Coba menerangkan. Tapi yang diterangkan malah meneteskan air mata merasa aku adalah beban hidup yang belum tersolusikan.
Ternyata berusaha memberikan informasi sedetail mungkin, untuk membuat mereka mengerti, tidak cukup sama sekali. Karena mereka hanya ingin mendengarkan apa yang ingin mereka dengar. Mereka sudah punya kesimpulan sendiri. Interogasi pagi itu, hanya sebuah rutinitas beberapa bulan terakhir, untuk membuat aku goyah, aku menyerah, putus asa, dan berhenti berjuang.
Interogasi kedua, terjadi keesokan kalinya, bukan oleh orang yang sama. Namun sangat salah jika yang ini disebut sebagai interogasi.

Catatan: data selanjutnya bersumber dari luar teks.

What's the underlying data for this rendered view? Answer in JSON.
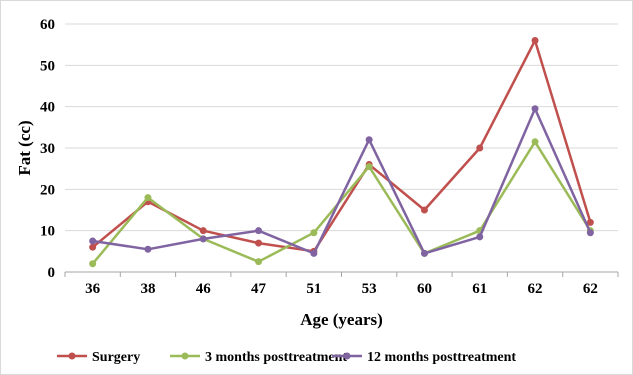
{
  "chart_data": {
    "type": "line",
    "title": "",
    "xlabel": "Age (years)",
    "ylabel": "Fat (cc)",
    "categories": [
      "36",
      "38",
      "46",
      "47",
      "51",
      "53",
      "60",
      "61",
      "62",
      "62"
    ],
    "ylim": [
      0,
      60
    ],
    "yticks": [
      "0",
      "10",
      "20",
      "30",
      "40",
      "50",
      "60"
    ],
    "grid": true,
    "legend_position": "bottom",
    "series": [
      {
        "name": "Surgery",
        "color": "#c0504d",
        "values": [
          6,
          17,
          10,
          7,
          5,
          26,
          15,
          30,
          56,
          12
        ]
      },
      {
        "name": "3 months posttreatment",
        "color": "#9bbb59",
        "values": [
          2,
          18,
          8,
          2.5,
          9.5,
          25.5,
          4.5,
          10,
          31.5,
          10
        ]
      },
      {
        "name": "12 months posttreatment",
        "color": "#8064a2",
        "values": [
          7.5,
          5.5,
          8,
          10,
          4.5,
          32,
          4.5,
          8.5,
          39.5,
          9.5
        ]
      }
    ]
  }
}
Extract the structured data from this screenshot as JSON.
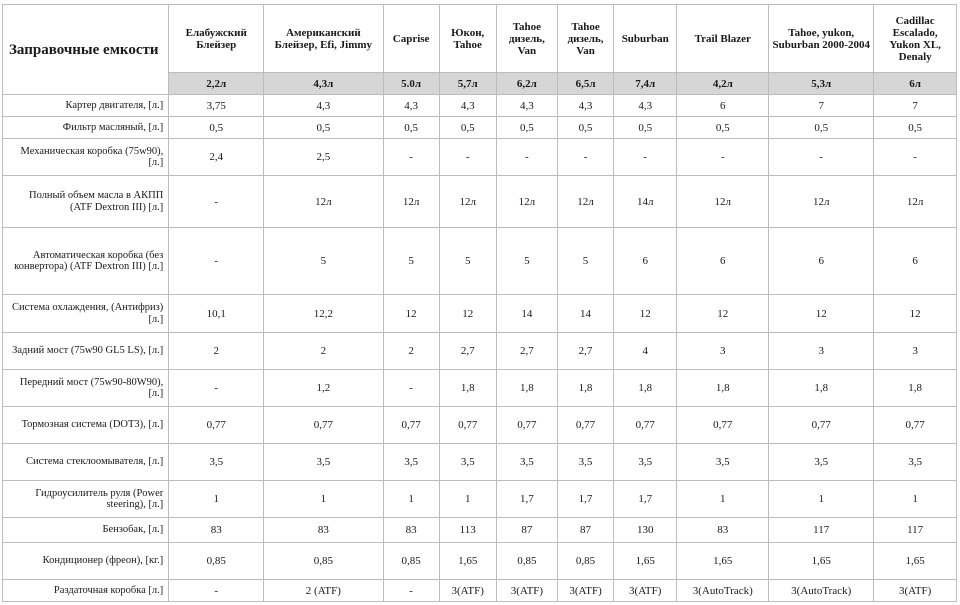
{
  "table": {
    "corner": "Заправочные емкости",
    "columns": [
      "Елабужский Блейзер",
      "Американский Блейзер, Efi, Jimmy",
      "Caprise",
      "Юкон, Tahoe",
      "Tahoe дизель, Van",
      "Tahoe дизель, Van",
      "Suburban",
      "Trail Blazer",
      "Tahoe, yukon, Suburban 2000-2004",
      "Cadillac Escalado, Yukon XL, Denaly"
    ],
    "engine_volumes": [
      "2,2л",
      "4,3л",
      "5.0л",
      "5,7л",
      "6,2л",
      "6,5л",
      "7,4л",
      "4,2л",
      "5,3л",
      "6л"
    ],
    "rows": [
      {
        "label": "Картер двигателя, [л.]",
        "values": [
          "3,75",
          "4,3",
          "4,3",
          "4,3",
          "4,3",
          "4,3",
          "4,3",
          "6",
          "7",
          "7"
        ]
      },
      {
        "label": "Фильтр масляный, [л.]",
        "values": [
          "0,5",
          "0,5",
          "0,5",
          "0,5",
          "0,5",
          "0,5",
          "0,5",
          "0,5",
          "0,5",
          "0,5"
        ]
      },
      {
        "label": "Механическая коробка (75w90), [л.]",
        "values": [
          "2,4",
          "2,5",
          "-",
          "-",
          "-",
          "-",
          "-",
          "-",
          "-",
          "-"
        ]
      },
      {
        "label": "Полный объем масла в АКПП (ATF Dextron III) [л.]",
        "values": [
          "-",
          "12л",
          "12л",
          "12л",
          "12л",
          "12л",
          "14л",
          "12л",
          "12л",
          "12л"
        ]
      },
      {
        "label": "Автоматическая коробка (без конвертора) (ATF Dextron III) [л.]",
        "values": [
          "-",
          "5",
          "5",
          "5",
          "5",
          "5",
          "6",
          "6",
          "6",
          "6"
        ]
      },
      {
        "label": "Система охлаждения, (Антифриз)[л.]",
        "values": [
          "10,1",
          "12,2",
          "12",
          "12",
          "14",
          "14",
          "12",
          "12",
          "12",
          "12"
        ]
      },
      {
        "label": "Задний мост (75w90 GL5 LS), [л.]",
        "values": [
          "2",
          "2",
          "2",
          "2,7",
          "2,7",
          "2,7",
          "4",
          "3",
          "3",
          "3"
        ]
      },
      {
        "label": "Передний мост (75w90-80W90), [л.]",
        "values": [
          "-",
          "1,2",
          "-",
          "1,8",
          "1,8",
          "1,8",
          "1,8",
          "1,8",
          "1,8",
          "1,8"
        ]
      },
      {
        "label": "Тормозная система (DOT3), [л.]",
        "values": [
          "0,77",
          "0,77",
          "0,77",
          "0,77",
          "0,77",
          "0,77",
          "0,77",
          "0,77",
          "0,77",
          "0,77"
        ]
      },
      {
        "label": "Система стеклоомывателя, [л.]",
        "values": [
          "3,5",
          "3,5",
          "3,5",
          "3,5",
          "3,5",
          "3,5",
          "3,5",
          "3,5",
          "3,5",
          "3,5"
        ]
      },
      {
        "label": "Гидроусилитель руля (Power steering), [л.]",
        "values": [
          "1",
          "1",
          "1",
          "1",
          "1,7",
          "1,7",
          "1,7",
          "1",
          "1",
          "1"
        ]
      },
      {
        "label": "Бензобак, [л.]",
        "values": [
          "83",
          "83",
          "83",
          "113",
          "87",
          "87",
          "130",
          "83",
          "117",
          "117"
        ]
      },
      {
        "label": "Кондиционер (фреон), [кг.]",
        "values": [
          "0,85",
          "0,85",
          "0,85",
          "1,65",
          "0,85",
          "0,85",
          "1,65",
          "1,65",
          "1,65",
          "1,65"
        ]
      },
      {
        "label": "Раздаточная коробка [л.]",
        "values": [
          "-",
          "2 (ATF)",
          "-",
          "3(ATF)",
          "3(ATF)",
          "3(ATF)",
          "3(ATF)",
          "3(AutoTrack)",
          "3(AutoTrack)",
          "3(ATF)"
        ]
      }
    ]
  }
}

Karena tidak ada kata pembuka yang mempertanyakan posisiku, rasaku, kenapa diriku.
Lebih pantas jika disebut sebagai doktrinisasi. 3 Jam lebih saya mengunci mulut dan hati. Agar air mata tak meleleh di pipi. Mencoba senyum atas semua kalimat dan pandangan dia atas diriku. Ingin teriak dan beranjak pergi meninggalkan dia bicara sendiri. Tapi tidak. Jika aku beranjak sekarang, dia akan mencoba di lain kali. Dan aku tidak mau ada lain kali. Mangkanya ku paksakan diri untuk tetap memandang dia ketika bicara menghakimi diriku tanpa bukti. Kalimat demi kalimat yang tersusun selama 3 jam tanpa henti, tak ada yang terlewati menyakiti diriku.
Istighfar terus kulantunkan dalam hati, berdo'a agar Allah memberi kesabaran hati. Atas semua penghakiman yang terjadi.
Setelah semua kalimat itu berhenti, dan aku tetap mencoba tersenyum, ku paksa diri merangkul dia, ku paksa diri memeluk dia, mencoba sekuat hati untuk mengucapkan terima kasih meski dengan lirih atas semua perhatian dia terhadap diri ini.
Diam adalah Emas untuk saat ini, biar waktu yang membuktikan semua ini.